AFL 2024: Richmond star Nick Vlastuin on new reality and fresh coach at Tigerland
There was plenty of frustration for Nick Vlastuin as Richmond began to slide down the ladder. The star back discusses Adem Yze, bouncing back and why the 0-2 start wasn’t that bad.
At first it was just frustration.
His side was beginning to slide down the mountain and Nick Vlastuin was looking for anyone to blame.
A star defender through Richmond’s triple-flag dynasty, Vlastuin was looking around at a defensive unit filled with players he didn’t really know and his once-invincible team was suddenly very beatable.
Such is the life of a footballer in a team that was once at the pinnacle and is now looking up at the main contenders.
“Early days, it was a lot of frustration,” he said.
“Nothing is working, you feel like everything is against you, umpires, crowd, AFL, you blame people who aren’t even on the field.
“Early days it was a lot of frustration because you just expect it to still be like, we were good last year, why aren’t we good again?”
Now things have changed at Richmond.
After 13 seasons at the helm, Damien Hardwick suns himself on the Gold Coast and no Tiger had played for the club under a different full-time senior coach until Adem Yze’s first outing in opening round.
Vlastuin’s once herculean backline from those premiership days is being slowly dismantled.
After so many years playing with the same defenders, it was frustrating, too, to line up with others.
“You just expected it to feel the same and be the same but you are looking around and thinking, oh right, we don’t have Dave Astbury and Alex Rance, we have Tylar Young who has only been playing footy for eight years and is a soccer convert, we had Josh Gibcus, who was an 18-year-old key back,” Vlastuin said.
“It does change a lot. Early days I would get frustrated. It’s not the same, it’s not feeling the same. But I suppose there has been enough change now that it is a different team now, I have different expectations and I need to help differently.
“Not that we can’t rely on them (the new defenders) but I am not used to exactly how they play and how I play, so we don’t complement each other as much.”
Winless reigning premier Collingwood may begin to start feeling the pinch soon – it doesn’t take long for a team to lose its unbeatable aura.
And that can seep quickly into the players feeling a lot more vulnerable than when they were at the top of the tree.
“If you don’t get the results, it is harder to just make confidence,” Vlastuin said.
“(In) 2019, 2020, even if we were down by six goals we just thought we had the confidence that two weeks ago we were like this but we still got the win.
“Now maybe the results aren’t coming so you are wondering what is going to happen. So it’s more wondering than confidence, that might impact the way you play as well I suppose.”
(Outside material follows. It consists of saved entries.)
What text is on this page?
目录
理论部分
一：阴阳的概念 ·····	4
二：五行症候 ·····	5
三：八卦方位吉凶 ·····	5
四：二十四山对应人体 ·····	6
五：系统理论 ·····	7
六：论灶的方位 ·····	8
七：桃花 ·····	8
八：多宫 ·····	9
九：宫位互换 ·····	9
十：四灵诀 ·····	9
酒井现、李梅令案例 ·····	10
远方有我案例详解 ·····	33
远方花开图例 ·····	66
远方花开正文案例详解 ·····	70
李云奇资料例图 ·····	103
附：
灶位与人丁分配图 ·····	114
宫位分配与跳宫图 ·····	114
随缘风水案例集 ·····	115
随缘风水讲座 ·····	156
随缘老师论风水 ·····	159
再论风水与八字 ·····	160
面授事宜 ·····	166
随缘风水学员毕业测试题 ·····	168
It may have taken some time to adjust but Vlastuin eventually dropped the frustration in favour of getting better.
While he has started the season in vintage form – scooping up a league-high average of 11.5 intercept possessions through the opening two weeks – Vlastuin has turned his attention into helping his younger teammates.
“At the moment I am trying to help a lot of other people as well,” he said.
“Trying to grow the younger boys. I always cop a lot of s**t from the boys for playing as the spare (defender) but I am trying to help the boys learn that.”
NOT ALL THAT BAD
A five-point loss to premiership contenders Carlton last week came after Richmond copped three injuries in the first half.
But that didn’t stop some chatter in the AFL industry that the Tigers should blow it up and start playing the kids.
It doesn’t look so bad to Vlastuin.
“I don’t think we have started that bad. We had a bad quarter-and-a-half against Gold Coast where they kicked 10 goals and apart from that we were probably the better team in the second half,” he said.
“Carlton (in round 1), we had three go down early so I didn’t have a rotation after quarter-time and we were playing against two Coleman medallists with our two key backs on the bench.
“I don’t think we are going as bad as some people say. It is two rounds in, so we will see.”
With a new coach and a 0-2 start came new expectations outside of Punt Road and things changed inside too.
Gone is the big meeting one day a week, as new boss Yze spreads them out.
There were some grumbles about changes brought by the new coach in summer.
“Over pre-season we would do something different and a few of the older boys would be like, ‘f*** this, why are we doing this?’,” Vlastuin said.
“Then it was like, wait, wait, let’s give it some time. We might do it for three weeks and find out we like it, just because we have done it for 10 years this other way under ‘Dimma’ (Hardwick).
“It was about not picking the holes in all the change to what we have always done and try and embrace it.
“I am enjoying it a bit more, a few more meetings but they are spread out over the week.”
Following the legend is never easy and Yze has walked into a tough task replacing Hardwick.
He won the players over by quipping that he was desperate for his first win after the narrow loss to the Blues.
It took Hardwick nine losses before his first victor back in 2010 and Yze is trying to dodge that monkey on Sunday at the MCG when the Tigers host the Power.
“You just want to get that monkey off your back, otherwise it becomes a thing and the media might jump onto it,” Vlastuin said.
“He has been good, it doesn’t seem like he is under pressure because he isn’t.”